I know that Golang can’t get restricted in ressources usage, which is normal, and I don’t think the problem is coming from that.

[trolling]
When I start a computer and browse the Internet, the network stack is not using that much ressources compared to running an IPFS full node (up to 90% of CPU, 70% of RAM etc).
[/trolling]

From a naive design point of view, I would expect connections to be limited to:

  1. Closest peers, part of the same bucket, as described in the Kademlia DHT routing table principle
  2. Peers querying the DHT for a ressource my bucket/node should be aware of (some sort of content hash based spliting to restrict query to a part of the network)
  3. Peers messaging to update ressource list my bucket/node is responsible of (can be huge but effemeral…and in a pub/sub pattern shouldn’t need a direct connection)
  4. Peers I’m downloading/uploading data from/to (which is effemeral too)

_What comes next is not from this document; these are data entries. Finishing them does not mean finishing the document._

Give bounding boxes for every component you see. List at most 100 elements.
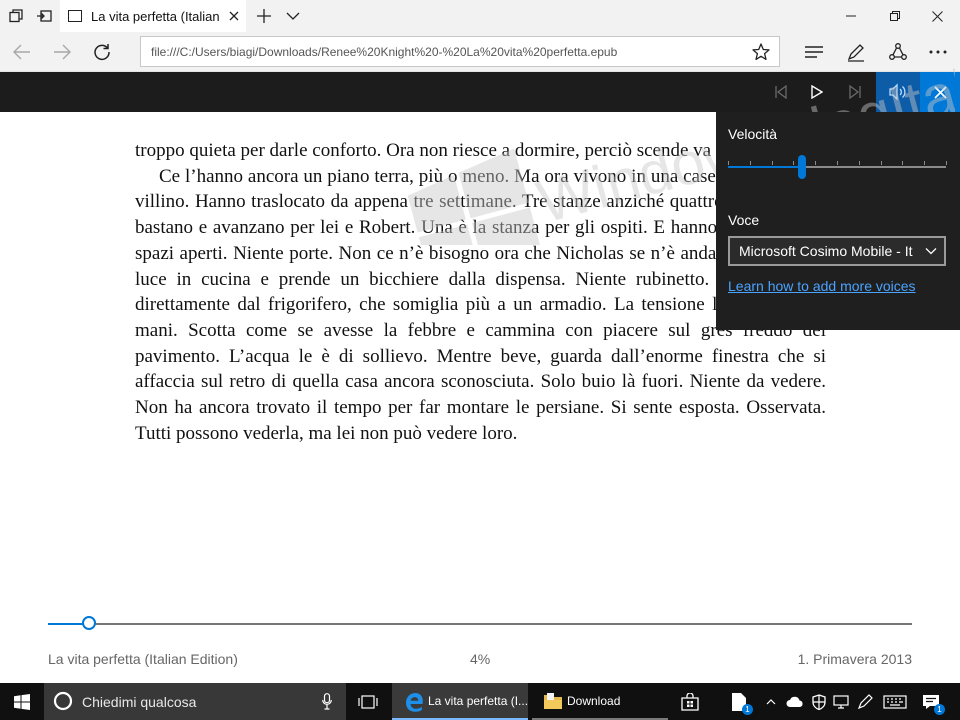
chevron-down-icon bbox=[286, 12, 300, 20]
pen-icon bbox=[847, 44, 864, 62]
cloud-icon bbox=[786, 696, 803, 707]
set-aside-tabs-icon bbox=[9, 9, 23, 23]
tab-close-button[interactable] bbox=[223, 5, 245, 27]
taskbar-edge-app[interactable]: La vita perfetta (I... bbox=[392, 683, 528, 720]
previous-paragraph-button[interactable] bbox=[766, 72, 796, 112]
tab-preview-button[interactable] bbox=[277, 0, 309, 32]
explorer-app-label: Download bbox=[567, 694, 621, 708]
speed-slider-tick bbox=[772, 161, 773, 165]
tray-notification-app[interactable]: 1 bbox=[724, 683, 754, 720]
plus-icon bbox=[257, 9, 271, 23]
refresh-button[interactable] bbox=[82, 34, 122, 70]
speed-slider-tick bbox=[924, 161, 925, 165]
microphone-icon[interactable] bbox=[322, 693, 332, 710]
forward-button[interactable] bbox=[42, 34, 82, 70]
more-icon bbox=[929, 50, 947, 54]
chevron-up-icon bbox=[766, 698, 776, 704]
address-text: file:///C:/Users/biagi/Downloads/Renee%2… bbox=[151, 45, 618, 59]
windows-logo-icon bbox=[14, 693, 30, 710]
defender-button[interactable] bbox=[808, 683, 830, 720]
notification-badge: 1 bbox=[934, 704, 945, 715]
hub-icon bbox=[805, 46, 823, 58]
more-button[interactable] bbox=[918, 34, 958, 70]
close-icon bbox=[229, 11, 239, 21]
voice-settings-button[interactable] bbox=[876, 72, 920, 112]
add-voices-link[interactable]: Learn how to add more voices bbox=[728, 278, 916, 294]
address-bar[interactable]: file:///C:/Users/biagi/Downloads/Renee%2… bbox=[140, 36, 780, 67]
task-view-icon bbox=[358, 694, 378, 709]
skip-back-icon bbox=[775, 85, 787, 99]
favorite-button[interactable] bbox=[749, 40, 773, 64]
hub-button[interactable] bbox=[795, 34, 835, 70]
speed-slider-fill bbox=[728, 166, 803, 168]
close-read-aloud-button[interactable] bbox=[920, 72, 960, 112]
onedrive-button[interactable] bbox=[784, 683, 806, 720]
play-icon bbox=[811, 85, 823, 99]
tab-title: La vita perfetta (Italian E bbox=[91, 8, 219, 24]
reading-view-toolbar bbox=[0, 72, 960, 112]
restore-button[interactable] bbox=[872, 0, 918, 32]
pen-workspace-button[interactable] bbox=[854, 683, 876, 720]
close-icon bbox=[933, 85, 947, 99]
refresh-icon bbox=[94, 44, 110, 61]
speed-slider-tick bbox=[859, 161, 860, 165]
play-button[interactable] bbox=[802, 72, 832, 112]
task-view-button[interactable] bbox=[348, 683, 388, 720]
voice-dropdown[interactable]: Microsoft Cosimo Mobile - It bbox=[728, 236, 946, 266]
navigation-bar: file:///C:/Users/biagi/Downloads/Renee%2… bbox=[0, 32, 960, 72]
tray-chevron[interactable] bbox=[760, 683, 782, 720]
back-button[interactable] bbox=[2, 34, 42, 70]
store-icon bbox=[681, 692, 699, 711]
set-aside-tabs-button[interactable] bbox=[28, 0, 60, 32]
minimize-icon bbox=[846, 15, 856, 17]
speed-slider-tick bbox=[728, 161, 729, 165]
store-button[interactable] bbox=[678, 683, 702, 720]
chevron-down-icon bbox=[925, 248, 937, 255]
speed-slider-tick bbox=[881, 161, 882, 165]
speed-slider[interactable] bbox=[728, 155, 947, 179]
network-icon bbox=[833, 694, 849, 709]
shield-icon bbox=[812, 693, 826, 710]
speed-slider-tick bbox=[902, 161, 903, 165]
edge-icon bbox=[406, 693, 423, 712]
read-aloud-settings-panel: Velocità Voce Microsoft Cosimo Mobile - … bbox=[716, 112, 960, 330]
arrow-left-icon bbox=[13, 44, 30, 60]
close-icon bbox=[931, 10, 943, 22]
tab-strip: La vita perfetta (Italian E bbox=[0, 0, 960, 32]
speed-slider-tick bbox=[750, 161, 751, 165]
speed-slider-tick bbox=[837, 161, 838, 165]
minimize-button[interactable] bbox=[828, 0, 874, 32]
taskbar: Chiedimi qualcosa La vita perfetta (I...… bbox=[0, 683, 960, 720]
web-note-button[interactable] bbox=[836, 34, 876, 70]
arrow-right-icon bbox=[54, 44, 71, 60]
folder-icon bbox=[544, 693, 562, 709]
progress-percentage: 4% bbox=[470, 651, 491, 667]
speed-slider-tick bbox=[815, 161, 816, 165]
action-center-button[interactable]: 1 bbox=[916, 683, 946, 720]
network-button[interactable] bbox=[830, 683, 852, 720]
speed-slider-thumb[interactable] bbox=[798, 155, 807, 179]
active-tab[interactable]: La vita perfetta (Italian E bbox=[60, 0, 246, 32]
next-paragraph-button[interactable] bbox=[840, 72, 870, 112]
cortana-search-box[interactable]: Chiedimi qualcosa bbox=[44, 683, 346, 720]
start-button[interactable] bbox=[0, 683, 44, 720]
tray-badge: 1 bbox=[742, 704, 753, 715]
keyboard-icon bbox=[883, 694, 907, 709]
voice-selected-value: Microsoft Cosimo Mobile - It bbox=[739, 243, 913, 259]
new-tab-button[interactable] bbox=[248, 0, 280, 32]
book-progress-slider[interactable] bbox=[48, 616, 912, 630]
voice-label: Voce bbox=[728, 212, 760, 228]
touch-keyboard-button[interactable] bbox=[878, 683, 912, 720]
speaker-icon bbox=[889, 83, 906, 101]
cortana-icon bbox=[53, 691, 73, 711]
skip-forward-icon bbox=[849, 85, 861, 99]
share-button[interactable] bbox=[878, 34, 918, 70]
restore-icon bbox=[890, 11, 900, 21]
speed-slider-tick bbox=[946, 161, 947, 165]
pen-icon bbox=[857, 693, 873, 709]
taskbar-explorer-app[interactable]: Download bbox=[532, 683, 668, 720]
close-window-button[interactable] bbox=[914, 0, 960, 32]
speed-label: Velocità bbox=[728, 126, 778, 142]
search-placeholder: Chiedimi qualcosa bbox=[82, 694, 197, 710]
book-progress-thumb[interactable] bbox=[82, 616, 97, 630]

I may need a real strong coffee to reset my mind or am in a “dumb-day”, but can someone explain me where I’m wrong ?
Does the huge number of connected peers only comes from some DHT flooding due too many nodes getting in and out of the network ? In that case, isn’t there a technical design problem that needs a quick refactoring and are there ideas being explored already?

Why is between 600 and 900 peers always connected

The ipfs connection manager defaults to a low-mark of 600 and a high mark of 900 peers, so it will always try to have 600 peers and will start pruning peers at 900.

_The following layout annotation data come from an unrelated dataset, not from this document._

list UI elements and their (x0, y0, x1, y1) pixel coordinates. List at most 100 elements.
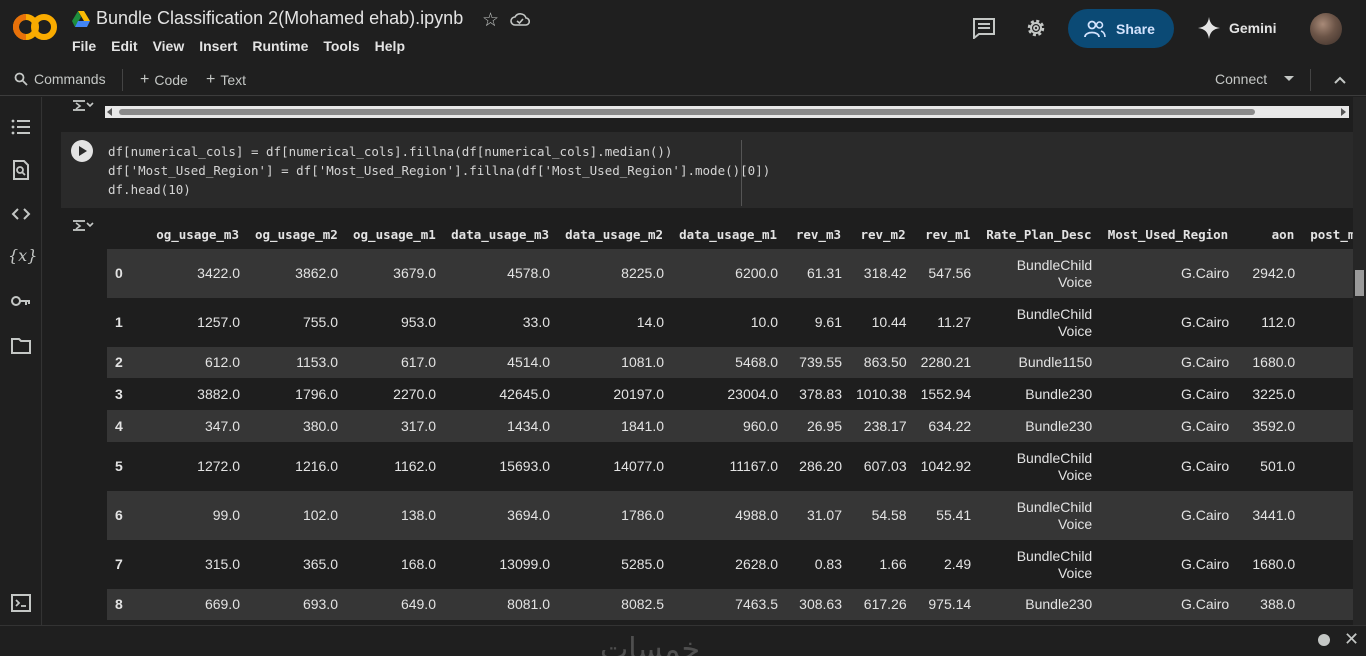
table-cell: l (1302, 410, 1353, 442)
toolbar-divider (122, 69, 123, 91)
menu-help[interactable]: Help (375, 38, 405, 54)
table-cell: 1796.0 (247, 378, 345, 410)
table-cell: 8225.0 (557, 249, 671, 298)
run-cell-button[interactable] (71, 140, 93, 162)
plus-icon: + (140, 71, 150, 88)
table-cell: l (1302, 378, 1353, 410)
table-cell: 9.61 (785, 298, 849, 347)
table-cell: 3441.0 (1236, 491, 1303, 540)
table-cell: l (1302, 347, 1353, 378)
row-index: 6 (107, 491, 135, 540)
connect-button[interactable]: Connect (1215, 71, 1267, 87)
table-cell: 2280.21 (913, 347, 979, 378)
table-cell: 380.0 (247, 410, 345, 442)
table-cell: 5468.0 (671, 347, 785, 378)
table-cell: 138.0 (345, 491, 443, 540)
add-code-button[interactable]: + Code (140, 71, 188, 89)
code-snippets-icon[interactable] (10, 203, 32, 225)
table-cell: 1841.0 (557, 410, 671, 442)
dataframe-table: og_usage_m3 og_usage_m2 og_usage_m1 data_us… (107, 219, 1353, 620)
table-cell: Bundle230 (978, 378, 1100, 410)
scroll-right-icon[interactable] (1341, 108, 1346, 116)
plus-icon: + (206, 71, 216, 88)
table-row: 2 612.0 1153.0 617.0 4514.0 1081.0 5468.0 739.5… (107, 347, 1353, 378)
table-cell: 11.27 (913, 298, 979, 347)
commands-button[interactable]: Commands (14, 71, 106, 87)
table-cell: 1680.0 (1236, 347, 1303, 378)
close-icon[interactable]: ✕ (1344, 629, 1359, 650)
variables-icon[interactable]: {𝑥} (8, 246, 37, 265)
row-index: 0 (107, 249, 135, 298)
scroll-left-icon[interactable] (107, 108, 112, 116)
ruler-line (741, 140, 742, 206)
colab-logo-icon[interactable] (12, 10, 58, 44)
terminal-icon[interactable] (10, 592, 32, 614)
horizontal-scrollbar[interactable] (105, 106, 1349, 118)
table-cell: 7463.5 (671, 589, 785, 620)
code-cell[interactable]: df[numerical_cols] = df[numerical_cols].… (61, 132, 1353, 208)
table-cell: 953.0 (345, 298, 443, 347)
menu-runtime[interactable]: Runtime (252, 38, 308, 54)
table-cell: l (1302, 540, 1353, 589)
column-header: rev_m1 (925, 226, 971, 242)
table-cell: 1216.0 (247, 442, 345, 491)
table-cell: 318.42 (849, 249, 914, 298)
table-cell: 10.44 (849, 298, 914, 347)
menu-insert[interactable]: Insert (199, 38, 237, 54)
table-cell: 3592.0 (1236, 410, 1303, 442)
chevron-up-icon[interactable] (1332, 72, 1348, 88)
table-cell: 634.22 (913, 410, 979, 442)
table-row: 3 3882.0 1796.0 2270.0 42645.0 20197.0 23004.0… (107, 378, 1353, 410)
table-cell: 3422.0 (135, 249, 247, 298)
table-cell: 547.56 (913, 249, 979, 298)
table-header-row: og_usage_m3 og_usage_m2 og_usage_m1 data_us… (107, 219, 1353, 249)
comment-icon[interactable] (972, 17, 996, 39)
people-icon (1084, 20, 1106, 37)
output-toggle-icon[interactable] (71, 97, 95, 115)
table-cell: 1434.0 (443, 410, 557, 442)
notebook-title[interactable]: Bundle Classification 2(Mohamed ehab).ip… (96, 8, 463, 29)
column-header: data_usage_m1 (679, 226, 777, 242)
scroll-thumb[interactable] (1355, 270, 1364, 296)
table-cell: G.Cairo (1099, 540, 1237, 589)
table-cell: 607.03 (849, 442, 914, 491)
table-of-contents-icon[interactable] (10, 116, 32, 138)
menu-view[interactable]: View (153, 38, 185, 54)
add-text-button[interactable]: + Text (206, 71, 246, 89)
table-cell: l (1302, 249, 1353, 298)
star-icon[interactable]: ☆ (482, 9, 499, 32)
table-cell: 1153.0 (247, 347, 345, 378)
status-dot-icon (1318, 634, 1330, 646)
menu-tools[interactable]: Tools (323, 38, 359, 54)
table-cell: 102.0 (247, 491, 345, 540)
column-header: aon (1271, 226, 1295, 242)
table-cell: G.Cairo (1099, 491, 1237, 540)
drive-icon[interactable] (72, 11, 90, 27)
menu-file[interactable]: File (72, 38, 96, 54)
account-avatar[interactable] (1310, 13, 1342, 45)
table-cell: 8081.0 (443, 589, 557, 620)
code-editor[interactable]: df[numerical_cols] = df[numerical_cols].… (108, 142, 770, 199)
chevron-down-icon[interactable] (1284, 76, 1294, 81)
key-icon[interactable] (10, 290, 32, 312)
cloud-saved-icon[interactable] (510, 10, 530, 28)
find-icon[interactable] (10, 159, 32, 181)
add-code-label: Code (154, 72, 188, 88)
toolbar-divider (1310, 69, 1311, 91)
menu-edit[interactable]: Edit (111, 38, 137, 54)
vertical-scrollbar[interactable] (1353, 97, 1366, 625)
row-index: 8 (107, 589, 135, 620)
column-header: Rate_Plan_Desc (986, 226, 1092, 242)
table-cell: G.Cairo (1099, 249, 1237, 298)
scroll-thumb[interactable] (119, 109, 1255, 115)
gear-icon[interactable] (1024, 16, 1048, 40)
folder-icon[interactable] (10, 335, 32, 357)
column-header: post_migr (1310, 226, 1353, 242)
watermark: خمسات (600, 632, 701, 656)
share-button[interactable]: Share (1068, 9, 1174, 48)
table-cell: 317.0 (345, 410, 443, 442)
table-cell: 2270.0 (345, 378, 443, 410)
gemini-button[interactable]: Gemini (1198, 17, 1276, 39)
table-cell: 378.83 (785, 378, 849, 410)
output-toggle-icon[interactable] (71, 217, 95, 235)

You can either apply the “lowpower” profile or manually drop these settings in the ipfs config file to reduce ipfs compute and network requirements at the expense of content discovery performance.

Why are so many connections necessary

IPFS has more than one content discovery methods other than DHT with some only being usable on already connected peers, most notably bitswap sessions. Additionally connecting to a peer is an expensive operation compared to just maintaining a keepalive for hours.

I am not sure how many connections are required to maintain the DHT but most of the connections are being kept open for bitswap performance reasons and not maintaining the DHT.

With that said IMHO 600 peers at idle is too many with the current content discovery systems implemented. The background resource usage is an issue most new users bring up.

As for solutions I probed around for ideas a bit back with minor success, never got around to writing any proof of concept code to test any of it though.

Most of the ideas would probably end up being either too computationally expensive compared to what was saved or end up too difficult to implement but I am still interested in what rklaehn brought up with utilizing bloom filters, this would potentially cull a huge number of wantlist requests to peers that dont have what you are looking for.

Thanks for the reply.

Forgot about the bitswap sessions…(dumb I said)…I’m too DHT focused

Do you know if there’s an option to disable bitswap sessions?
Something like the “–routing=dhtclient” option would be great (I wouldn’t need to go back to a really old IPFS release) as I’m trying to work around the DHT problem basing on some research like the following:

Sub-Second Lookups on a Large-Scale Kademlia-Based Overlay

Thanks.